Aus: Spektrum der Wissenschaft, Juli 2011
Wenn Schwarze Löcher miteinander verschmelzen, erzittert der Raum. Und das nicht nur im übertragenen Sinn. Denn von Orten, an denen massereiche Körper extrem stark beschleunigt werden, gehen wellenförmige Störungen der Raumzeit aus. Der Raum streckt sich dann periodisch und zieht sich wieder zusammen – entsprechend verändert sich der Abstand zweier Körper zueinander, wenn zwischen ihnen eine Gravitationswelle den Raum durchquert.
Messen lässt sich dieser Effekt auf unterschiedliche Weise. Den vielleicht faszinierendsten Ansatz verfolgen Wissenschaftler wie Michael Kramer und Norbert Wex vom Max-Planck-Institut für Radioastronomie in Bonn. Die Autoren von "Mit Pulsaren auf der Jagd nach Gravitationswellen" aus der Juli-Ausgabe von Spektrum der Wissenschaft nutzen schnell rotierende Neutronensterne als hochgenaue kosmische "Uhren". Wenn diese scheinbar falsch ticken, dies aber nach bestimmten Mustern tun, wissen die Forscher: Sie sind auf Gravitationswellen gestoßen.
So gewaltig die bei den gesuchten Ereignissen beteiligten Energien, so gering ist der messbare Effekt. Sind die verschmelzenden Schwarzen Löcher einige tausend Lichtjahre entfernt, sorgen die auf der Erde ankommenden Gravitationswellen nur für winzige Veränderungen.

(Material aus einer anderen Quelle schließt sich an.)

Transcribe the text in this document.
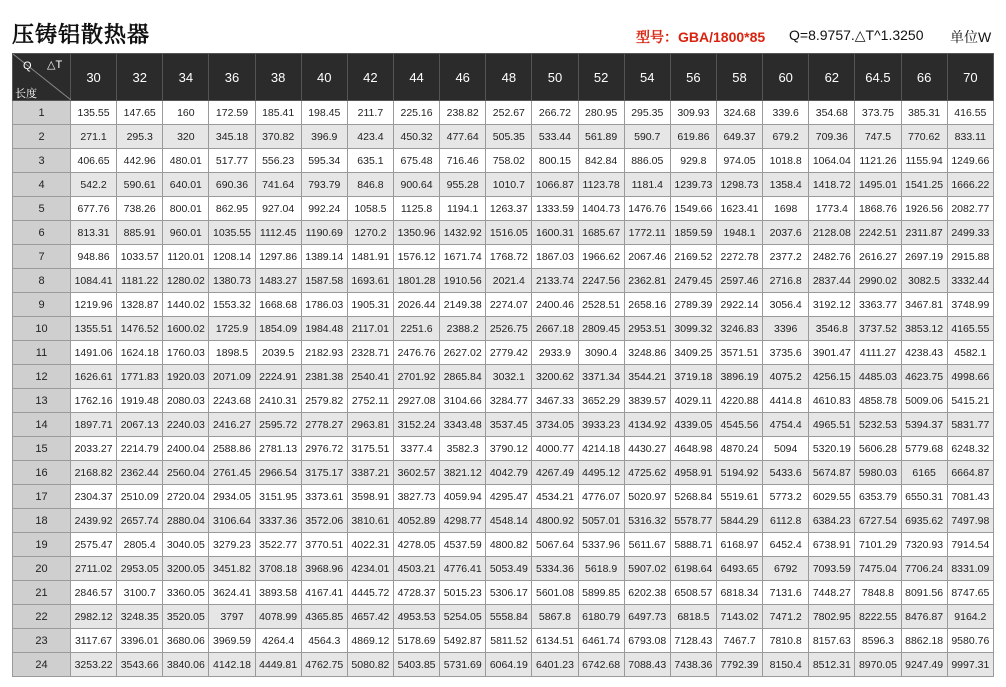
压铸铝散热器	型号：GBA/1800*85 Q=8.9757.△T^1.3250 单位W
Q △T
长度	30	32	34	36	38	40	42	44	46	48	50	52	54	56	58	60	62	64.5	66	70
1	135.55	147.65	160	172.59	185.41	198.45	211.7	225.16	238.82	252.67	266.72	280.95	295.35	309.93	324.68	339.6	354.68	373.75	385.31	416.55
2	271.1	295.3	320	345.18	370.82	396.9	423.4	450.32	477.64	505.35	533.44	561.89	590.7	619.86	649.37	679.2	709.36	747.5	770.62	833.11
3	406.65	442.96	480.01	517.77	556.23	595.34	635.1	675.48	716.46	758.02	800.15	842.84	886.05	929.8	974.05	1018.8	1064.04	1121.26	1155.94	1249.66
4	542.2	590.61	640.01	690.36	741.64	793.79	846.8	900.64	955.28	1010.7	1066.87	1123.78	1181.4	1239.73	1298.73	1358.4	1418.72	1495.01	1541.25	1666.22
5	677.76	738.26	800.01	862.95	927.04	992.24	1058.5	1125.8	1194.1	1263.37	1333.59	1404.73	1476.76	1549.66	1623.41	1698	1773.4	1868.76	1926.56	2082.77
6	813.31	885.91	960.01	1035.55	1112.45	1190.69	1270.2	1350.96	1432.92	1516.05	1600.31	1685.67	1772.11	1859.59	1948.1	2037.6	2128.08	2242.51	2311.87	2499.33
7	948.86	1033.57	1120.01	1208.14	1297.86	1389.14	1481.91	1576.12	1671.74	1768.72	1867.03	1966.62	2067.46	2169.52	2272.78	2377.2	2482.76	2616.27	2697.19	2915.88
8	1084.41	1181.22	1280.02	1380.73	1483.27	1587.58	1693.61	1801.28	1910.56	2021.4	2133.74	2247.56	2362.81	2479.45	2597.46	2716.8	2837.44	2990.02	3082.5	3332.44
9	1219.96	1328.87	1440.02	1553.32	1668.68	1786.03	1905.31	2026.44	2149.38	2274.07	2400.46	2528.51	2658.16	2789.39	2922.14	3056.4	3192.12	3363.77	3467.81	3748.99
10	1355.51	1476.52	1600.02	1725.9	1854.09	1984.48	2117.01	2251.6	2388.2	2526.75	2667.18	2809.45	2953.51	3099.32	3246.83	3396	3546.8	3737.52	3853.12	4165.55
11	1491.06	1624.18	1760.03	1898.5	2039.5	2182.93	2328.71	2476.76	2627.02	2779.42	2933.9	3090.4	3248.86	3409.25	3571.51	3735.6	3901.47	4111.27	4238.43	4582.1
12	1626.61	1771.83	1920.03	2071.09	2224.91	2381.38	2540.41	2701.92	2865.84	3032.1	3200.62	3371.34	3544.21	3719.18	3896.19	4075.2	4256.15	4485.03	4623.75	4998.66
13	1762.16	1919.48	2080.03	2243.68	2410.31	2579.82	2752.11	2927.08	3104.66	3284.77	3467.33	3652.29	3839.57	4029.11	4220.88	4414.8	4610.83	4858.78	5009.06	5415.21
14	1897.71	2067.13	2240.03	2416.27	2595.72	2778.27	2963.81	3152.24	3343.48	3537.45	3734.05	3933.23	4134.92	4339.05	4545.56	4754.4	4965.51	5232.53	5394.37	5831.77
15	2033.27	2214.79	2400.04	2588.86	2781.13	2976.72	3175.51	3377.4	3582.3	3790.12	4000.77	4214.18	4430.27	4648.98	4870.24	5094	5320.19	5606.28	5779.68	6248.32
16	2168.82	2362.44	2560.04	2761.45	2966.54	3175.17	3387.21	3602.57	3821.12	4042.79	4267.49	4495.12	4725.62	4958.91	5194.92	5433.6	5674.87	5980.03	6165	6664.87
17	2304.37	2510.09	2720.04	2934.05	3151.95	3373.61	3598.91	3827.73	4059.94	4295.47	4534.21	4776.07	5020.97	5268.84	5519.61	5773.2	6029.55	6353.79	6550.31	7081.43
18	2439.92	2657.74	2880.04	3106.64	3337.36	3572.06	3810.61	4052.89	4298.77	4548.14	4800.92	5057.01	5316.32	5578.77	5844.29	6112.8	6384.23	6727.54	6935.62	7497.98
19	2575.47	2805.4	3040.05	3279.23	3522.77	3770.51	4022.31	4278.05	4537.59	4800.82	5067.64	5337.96	5611.67	5888.71	6168.97	6452.4	6738.91	7101.29	7320.93	7914.54
20	2711.02	2953.05	3200.05	3451.82	3708.18	3968.96	4234.01	4503.21	4776.41	5053.49	5334.36	5618.9	5907.02	6198.64	6493.65	6792	7093.59	7475.04	7706.24	8331.09
21	2846.57	3100.7	3360.05	3624.41	3893.58	4167.41	4445.72	4728.37	5015.23	5306.17	5601.08	5899.85	6202.38	6508.57	6818.34	7131.6	7448.27	7848.8	8091.56	8747.65
22	2982.12	3248.35	3520.05	3797	4078.99	4365.85	4657.42	4953.53	5254.05	5558.84	5867.8	6180.79	6497.73	6818.5	7143.02	7471.2	7802.95	8222.55	8476.87	9164.2
23	3117.67	3396.01	3680.06	3969.59	4264.4	4564.3	4869.12	5178.69	5492.87	5811.52	6134.51	6461.74	6793.08	7128.43	7467.7	7810.8	8157.63	8596.3	8862.18	9580.76
24	3253.22	3543.66	3840.06	4142.18	4449.81	4762.75	5080.82	5403.85	5731.69	6064.19	6401.23	6742.68	7088.43	7438.36	7792.39	8150.4	8512.31	8970.05	9247.49	9997.31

Eine Strecke von 100 Metern verkürzen beziehungsweise verlängern sie gerade einmal um den Durchmesser eines Eisenatomkerns. Doch selbst ein solch unscheinbares Signal, eher eine Kräuselung der Raumzeit als eine mächtige Welle, können moderne Detektoren noch nachweisen.
Bislang stehen die Forscher aber vor einem großen Problem: Die gesuchten Ereignisse finden einfach zu selten statt. Denn verschmelzende Schwarze Löcher sind Mangelware in der Milchstraße, und selbst die viel häufigeren Explosionen massereicher Sterne, so genannte Supernovae – eine weitere Quelle von Gravitationswellen –, kommen in unserer Galaxis lediglich einmal pro Jahrhundert vor. Es bedarf also auch viel Glücks, damit die Detektoren tatsächlich fündig werden. Bislang zumindest ist der direkte Nachweis von Gravitationswellen nicht geglückt.
Im gesamten Universum jedoch, über Milliarden von Jahre hinweg, hat eine Unzahl solcher Ereignisse stattgefunden, und noch immer durchqueren die von ihnen einst ausgesandten Gravitationswellen den Raum. Die Überlagerung all dieser Ereignisse zu einem "Hintergrund" von Signalen ist es, die Forscher wie Kramer und Wex vermessen wollen. Das Prinzip des Verfahrens: Zunächst einmal suchen die Astronomen nach so genannten Pulsaren, einer speziellen Art von Neutronensternen. Diese kosmischen Leuchttürme senden entlang ihrer Magnetachse einen gebündelten Strahl von Radiowellen aus. Weil sich die kompakten Sterne um ihre Rotationsachse drehen, bewegt sich auch ihr Radiostrahl durchs Universum. Sind Erde und Pulsar auf passende Weise zueinander ausgerichtet, registrieren die Astronomen dann ein pulsierendes Radiosignal.
Typischerweise beobachten die Forscher Millisekundenpulsare, solche Sterne also, die sich in wenigen Tausendstel Sekunden einmal um sich selbst drehen. Die zeitlichen Abstände zwischen den schnell eintreffenden Signalen sind dabei nahezu identisch, sodass diese Uhren ähnlich präzise ticken wie eine Atomuhr.
Genau dieser Effekt lässt sich nun ausnutzen. Denn der sich zusammenziehende und wieder dehnende Raum wirkt sich ganz charakteristisch auf die Laufzeit der Signale aus. Treffen Signale früher oder später ein als erwartet, deutet dies also – wenn alle anderen möglichen Einflussfaktoren wie etwa das Gravitationsfeld der Milchstraße berücksichtigt wurden – auf Gravitationswellen hin. Weil Kramer und Wex mit Kollegen aus aller Welt ein ganzes "Netzwerk" von Pulsaren, ein so genanntes Pulsar Timing Array untersuchen, können sie die Zuverlässigkeit ihrer Messungen sogar weiter erhöhen.
Noch sind auch sie nicht fündig geworden. Doch schon in den nächsten Jahren könnte es soweit sein. Neben elektromagnetischer Strahlung und kosmischen Teilchen werden es in Zukunft also auch Gravitationswellen sein, deren Analyse uns hilft, den Kosmos zu verstehen. Pulsarforscher sind auf diesem Gebiet mit Sicherheit ganz vorne mit dabei.